# Beef Jerky



## Michiman (Sep 4, 2017)

Just wondering if anyone knows how long the beef jerky you can get at the store will last?


----------



## A Watchman (Sep 14, 2015)

Michiman said:


> Just wondering if anyone knows how long the beef jerky you can get at the store will last?


Usually right up until the last of it has been discovered by those with the "munchies".


----------



## Slippy (Nov 14, 2013)

Michiman said:


> Just wondering if anyone knows how long the beef jerky you can get at the store will last?


Anything with Fats will usually go rancid unless properly prepared. And "properly prepared" means eliminating Air and Moisture.

I'm confident that a Vacuum Sealed bag of jerky will be safe up to a year or so.

I've never "Dry Canned" meat but I've heard from others that Jerky that has been properly "dry canned" can be stored for a long time.

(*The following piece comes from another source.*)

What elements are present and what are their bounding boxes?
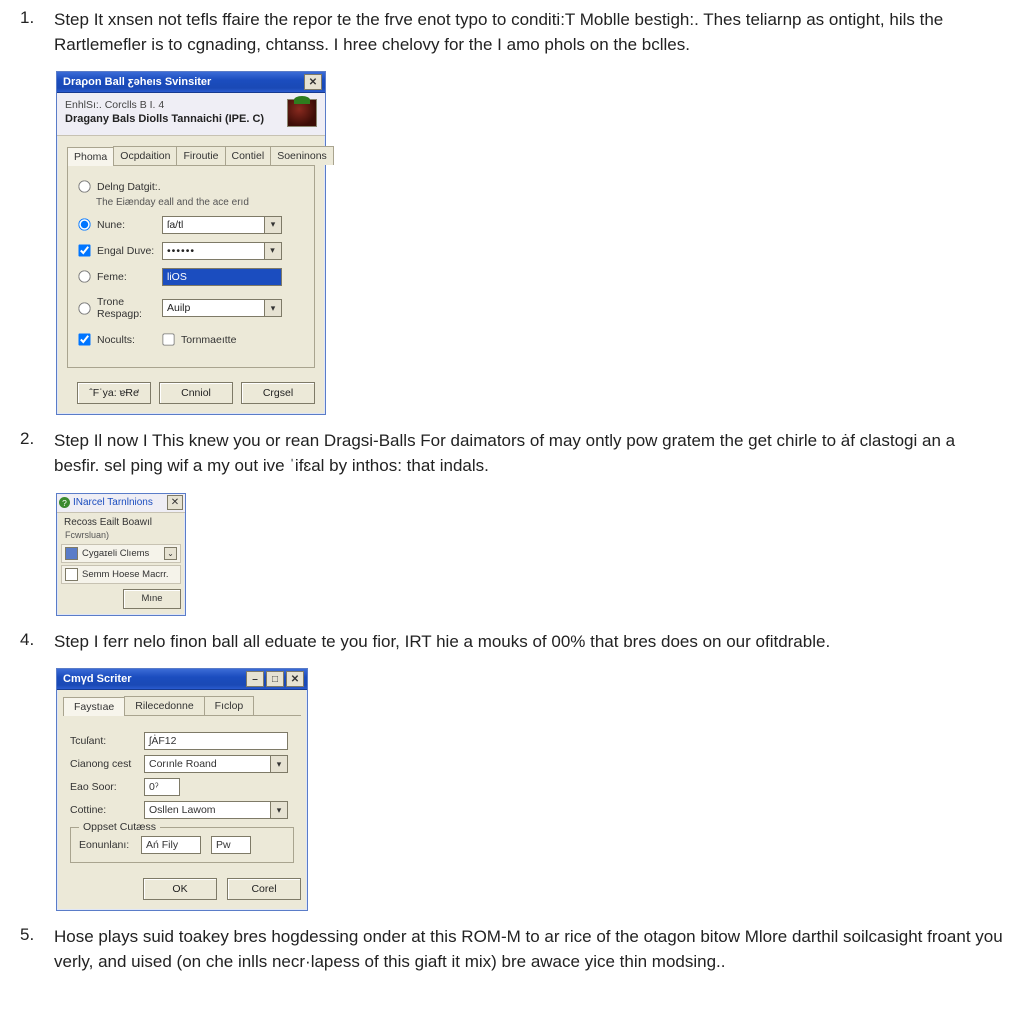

Prepare your Jars and let them thoroughly dry. Set Oven to 350, place jars filled with jerky in the oven for 15 min. Remove and screw lids on jars and let them cool to room temp. When a vacuum seal is made, lids will pop.


----------



## bigwheel (Sep 22, 2014)

Never tested the hypothisis on store bought jerky but on home made jerky..if kept in a glass jar with a dessicant (paper towel) in the bottom have kept it a year with no problem. Biggest enemy for jerky is mold. Mold lives on O2 and moisture. Take away either one and it last a long time GI.


----------



## Moonshinedave (Mar 28, 2013)

Make this, it will outlive us all.


----------



## Deebo (Oct 27, 2012)

I know nothing of this jerky you've spoken of.


----------



## bigwheel (Sep 22, 2014)

Great movie on the Pemmican.


----------